Monday, November 13, 2006

Size matters

If there’s one thing that irks the British, it’s being asked to change. We don't like change. We never have and we never will. Our dislike of change will not change.

Consider our money. Twelve of our fellow EU members had no qualms about giving up their individual currencies and adopting the euro, while we stick with the Queen's own sterling.

Then there are our weights and measures. We cling white-knuckled to the British Imperial System instead of fully embracing metrication. Look how firmly we cling. Look how white our knuckles are. Our road signs display distances in miles, not fancy foreign kilometres, and hardcore market traders have been prosecuted for flogging us bruised fruit and amusingly misshapen vegetables only in pounds and ounces. Not using metric scales when weighing them out for sale is a clear violation of the Units of Measurement Regulations 1995. Honestly.

And what about our pubs and bars? There, pints are still pulled, not bigger, frothier Euro-friendly litres as served elsewhere. In an age when binge drinking is our most popular leisure pursuit, slurping away on hefty megamugs of continental-style foamy lagerbrü would make perfect sense. Why? Because litres are bigger than pints, and bigger helpings equals less time wasted queuing for refills equals more time for drinking.

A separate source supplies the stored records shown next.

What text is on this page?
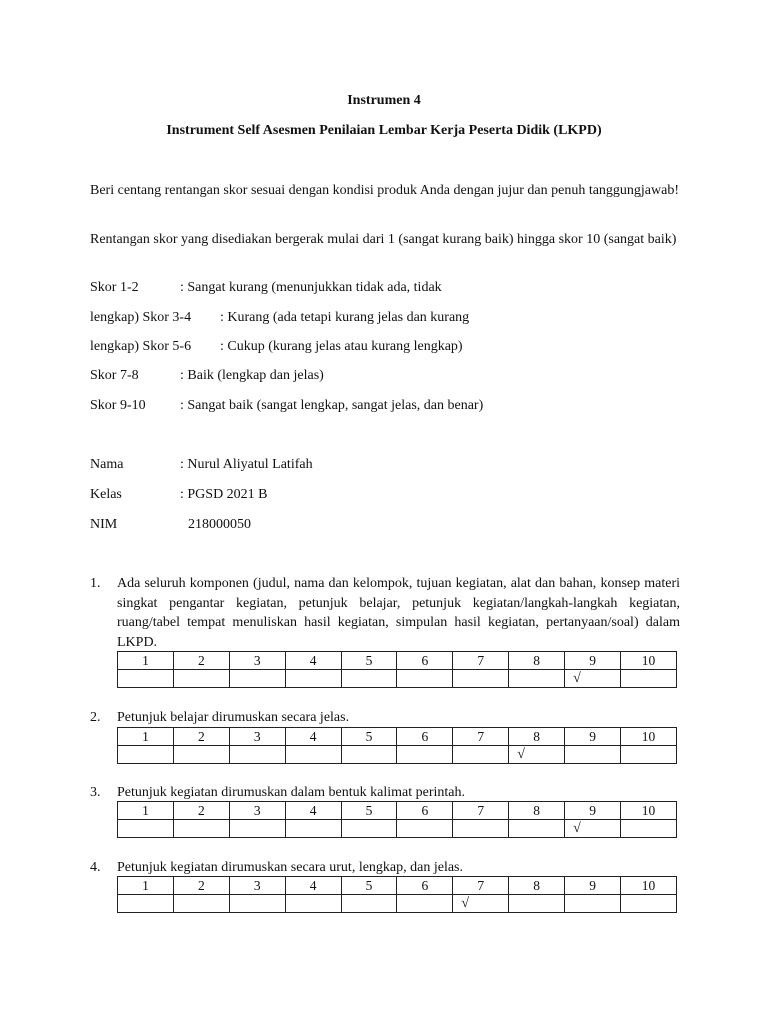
Instrumen 4
Instrument Self Asesmen Penilaian Lembar Kerja Peserta Didik (LKPD)
Beri centang rentangan skor sesuai dengan kondisi produk Anda dengan jujur dan penuh tanggungjawab!
Rentangan skor yang disediakan bergerak mulai dari 1 (sangat kurang baik) hingga skor 10 (sangat baik)
Skor 1-2	: Sangat kurang (menunjukkan tidak ada, tidak
lengkap) Skor 3-4 : Kurang (ada tetapi kurang jelas dan kurang
lengkap) Skor 5-6 : Cukup (kurang jelas atau kurang lengkap)
Skor 7-8	: Baik (lengkap dan jelas)
Skor 9-10 : Sangat baik (sangat lengkap, sangat jelas, dan benar)
Nama	: Nurul Aliyatul Latifah
Kelas	: PGSD 2021 B
NIM	218000050
1. Ada seluruh komponen (judul, nama dan kelompok, tujuan kegiatan, alat dan bahan, konsep materi singkat pengantar kegiatan, petunjuk belajar, petunjuk kegiatan/langkah-langkah kegiatan, ruang/tabel tempat menuliskan hasil kegiatan, simpulan hasil kegiatan, pertanyaan/soal) dalam LKPD.
1	2	3	4	5	6	7	8	9	10
								√	
2. Petunjuk belajar dirumuskan secara jelas.
1	2	3	4	5	6	7	8	9	10
							√		
3. Petunjuk kegiatan dirumuskan dalam bentuk kalimat perintah.
1	2	3	4	5	6	7	8	9	10
								√	
4. Petunjuk kegiatan dirumuskan secara urut, lengkap, dan jelas.
1	2	3	4	5	6	7	8	9	10
						√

For nearly 40 years, British schoolchildren have been taught the metric system in class, only to be bombarded by imperial units when they venture into the real world. Are they left bewildered and befuddled by these double standards? Of course they are, and this posting's image offers some proof of that confusion.

Studio 24 is an Edinburgh club that regularly hosts under-18 events. Outside are several pieces of entertaining graffiti written by young punters as they queued to get frisked for blades and breath-checked for booze on the way in. Among the messages and insults scrawled as they killed time lies the entertaining effort seen above.

Though it's not drawn to scale, the author - we won’t call him Grant, as for all we know that name may have been added later in an attempt to steal someone else’s thunder - has included a measurement, to help viewers get a sense of proportion.

But this artwork is tainted by metric/imperial confusion. Partial inches should really be expressed as fractions, not by using decimal points. Trying to mix the two is just messy. If he wanted to use decimal points, he should’ve written 18.288 centimetres. Not only would this be mathematically accurate, it's also a more impressive number and would therefore appear bigger. Like an optical illusion.

There’s also a more serious problem though. The positioning of the arrows indicate that the scrotum has been included in the calculation. This represents a flagrant breach of accepted measuring etiquette. It’s cheating. Everybody knows nuts don’t count.

Purists might object, but The Filthy Pen is prepared to forgive and forget, because such mishaps and liberties are part and parcel of graffiti. Rules are made to be broken, and this piece breaks them in style. It might be a right cock and balls-up, but it's all the better for it.